しばらくすると、はるか遠く水平線近くの巨大な氷山のあたりに黒い点が動くのが見え始めた。 それは、列をなしてこちら側へ徐々に近寄ってくる。アデリーペンギンの群れである。 40~50羽はいるだろうか。 双眼鏡をのぞき、様子をジーッと観察していると、時折立ち止まりながらも、明らかに船に向かって進んできているように見える。

さほど時間がたたないうちに、群れはすぐ目の前までやってきた。 こちら側に興味を持って、少し不思議そうに近づいてきているのがわかる。 「グワーッグワーッ」
彼らに向かって大きな声で鳴き真似をしてみると、彼らも呼応するように、「グワーッ」と鳴き、スピードを上げて走りよってくる。
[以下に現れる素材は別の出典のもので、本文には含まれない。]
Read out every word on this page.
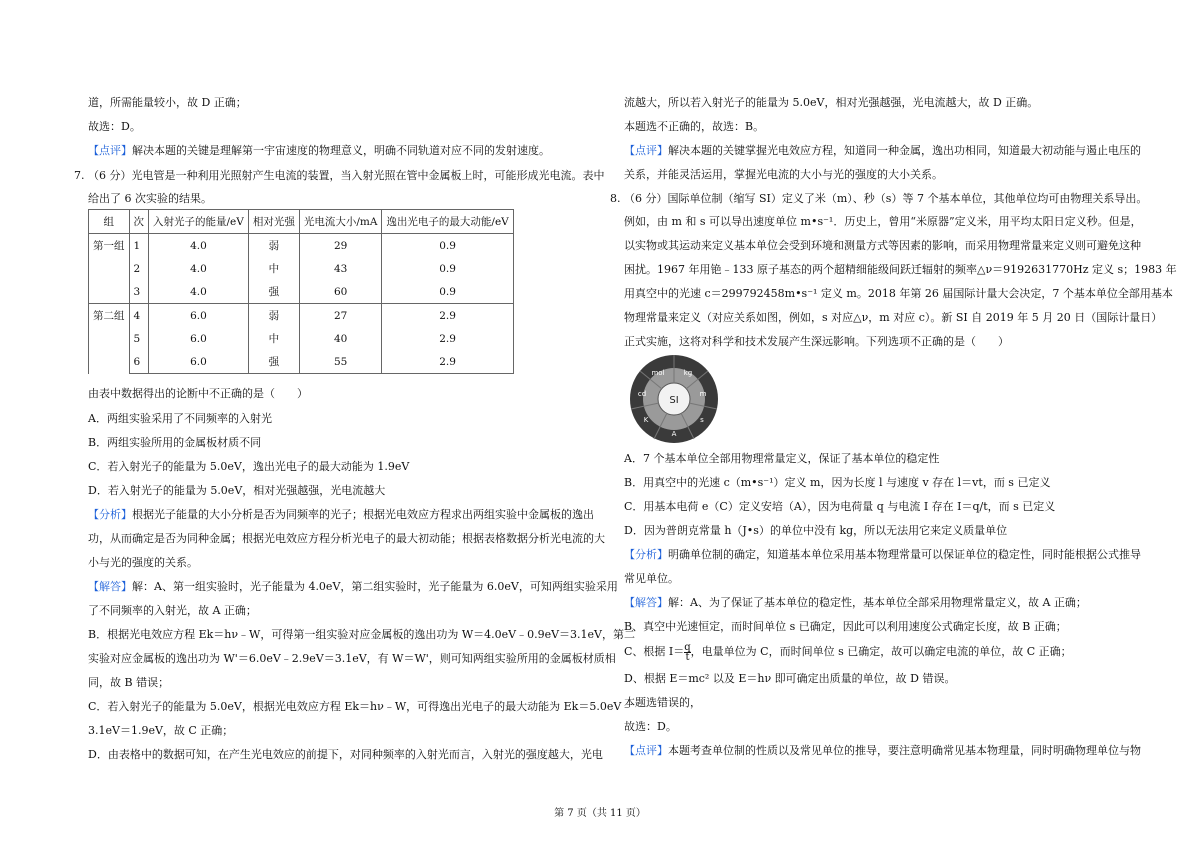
道，所需能量较小，故 D 正确；
故选：D。
【点评】解决本题的关键是理解第一宇宙速度的物理意义，明确不同轨道对应不同的发射速度。
7. （6 分）光电管是一种利用光照射产生电流的装置，当入射光照在管中金属板上时，可能形成光电流。表中
给出了 6 次实验的结果。
组	次	入射光子的能量/eV	相对光强	光电流大小/mA	逸出光电子的最大动能/eV
第一组	1	4.0	弱	29	0.9
	2	4.0	中	43	0.9
	3	4.0	强	60	0.9
第二组	4	6.0	弱	27	2.9
	5	6.0	中	40	2.9
	6	6.0	强	55	2.9
由表中数据得出的论断中不正确的是（　　）
A．两组实验采用了不同频率的入射光
B．两组实验所用的金属板材质不同
C．若入射光子的能量为 5.0eV，逸出光电子的最大动能为 1.9eV
D．若入射光子的能量为 5.0eV，相对光强越强，光电流越大
【分析】根据光子能量的大小分析是否为同频率的光子；根据光电效应方程求出两组实验中金属板的逸出
功，从而确定是否为同种金属；根据光电效应方程分析光电子的最大初动能；根据表格数据分析光电流的大
小与光的强度的关系。
【解答】解：A、第一组实验时，光子能量为 4.0eV，第二组实验时，光子能量为 6.0eV，可知两组实验采用
了不同频率的入射光，故 A 正确；
B．根据光电效应方程 Ek＝hν﹣W，可得第一组实验对应金属板的逸出功为 W＝4.0eV﹣0.9eV＝3.1eV，第二
实验对应金属板的逸出功为 W'＝6.0eV﹣2.9eV＝3.1eV，有 W＝W'，则可知两组实验所用的金属板材质相
同，故 B 错误；
C．若入射光子的能量为 5.0eV，根据光电效应方程 Ek＝hν﹣W，可得逸出光电子的最大动能为 Ek＝5.0eV﹣
3.1eV＝1.9eV，故 C 正确；
D．由表格中的数据可知，在产生光电效应的前提下，对同种频率的入射光而言，入射光的强度越大，光电
流越大，所以若入射光子的能量为 5.0eV，相对光强越强，光电流越大，故 D 正确。
本题选不正确的，故选：B。
【点评】解决本题的关键掌握光电效应方程，知道同一种金属，逸出功相同，知道最大初动能与遏止电压的
关系，并能灵活运用，掌握光电流的大小与光的强度的大小关系。
8. （6 分）国际单位制（缩写 SI）定义了米（m）、秒（s）等 7 个基本单位，其他单位均可由物理关系导出。
例如，由 m 和 s 可以导出速度单位 m•s⁻¹．历史上，曾用“米原器”定义米，用平均太阳日定义秒。但是，
以实物或其运动来定义基本单位会受到环境和测量方式等因素的影响，而采用物理常量来定义则可避免这种
困扰。1967 年用铯﹣133 原子基态的两个超精细能级间跃迁辐射的频率△ν＝9192631770Hz 定义 s；1983 年
用真空中的光速 c＝299792458m•s⁻¹ 定义 m。2018 年第 26 届国际计量大会决定，7 个基本单位全部用基本
物理常量来定义（对应关系如图，例如，s 对应△ν，m 对应 c）。新 SI 自 2019 年 5 月 20 日（国际计量日）
正式实施，这将对科学和技术发展产生深远影响。下列选项不正确的是（　　）
SI
kg
m
s
A
K
cd
mol
A．7 个基本单位全部用物理常量定义，保证了基本单位的稳定性
B．用真空中的光速 c（m•s⁻¹）定义 m，因为长度 l 与速度 v 存在 l＝vt，而 s 已定义
C．用基本电荷 e（C）定义安培（A），因为电荷量 q 与电流 I 存在 I＝q/t，而 s 已定义
D．因为普朗克常量 h（J•s）的单位中没有 kg，所以无法用它来定义质量单位
【分析】明确单位制的确定，知道基本单位采用基本物理常量可以保证单位的稳定性，同时能根据公式推导
常见单位。
【解答】解：A、为了保证了基本单位的稳定性，基本单位全部采用物理常量定义，故 A 正确；
B、真空中光速恒定，而时间单位 s 已确定，因此可以利用速度公式确定长度，故 B 正确；
C、根据 $I= \frac{q}{t}$ ，电量单位为 C，而时间单位 s 已确定，故可以确定电流的单位，故 C 正确；
D、根据 E＝mc² 以及 E＝hν 即可确定出质量的单位，故 D 错误。
本题选错误的，
故选：D。
【点评】本题考查单位制的性质以及常见单位的推导，要注意明确常见基本物理量，同时明确物理单位与物
第 7 页（共 11 页）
何の警戒心もない彼らを見ると、心が一気にほどけていく。 そうこうしているうちに、しまいには船の真横でみんな身体を休めてしまった。 立ったまま毛繕いするものもいれば、ゴロンと腹這いになって氷の上で寝てしまうものもいる。 陽を浴びた胸の白い羽毛が反射し、驚くほどキラキラと光り輝いている。

ある一羽が突然走り出すと、打ち合わせをしたかのように、他のみなもいっせいに動き出した。氷縁に向かって、みな氷の上をぎこちなく走ったり、腹這いになってフリッパー(ペンギンで言うところの翼)と足を動かしながら橇のように滑ったりして進む。 そのまま氷縁から順々にジャンプして、水しぶきを上げながら海の中へ飛び込んでいった。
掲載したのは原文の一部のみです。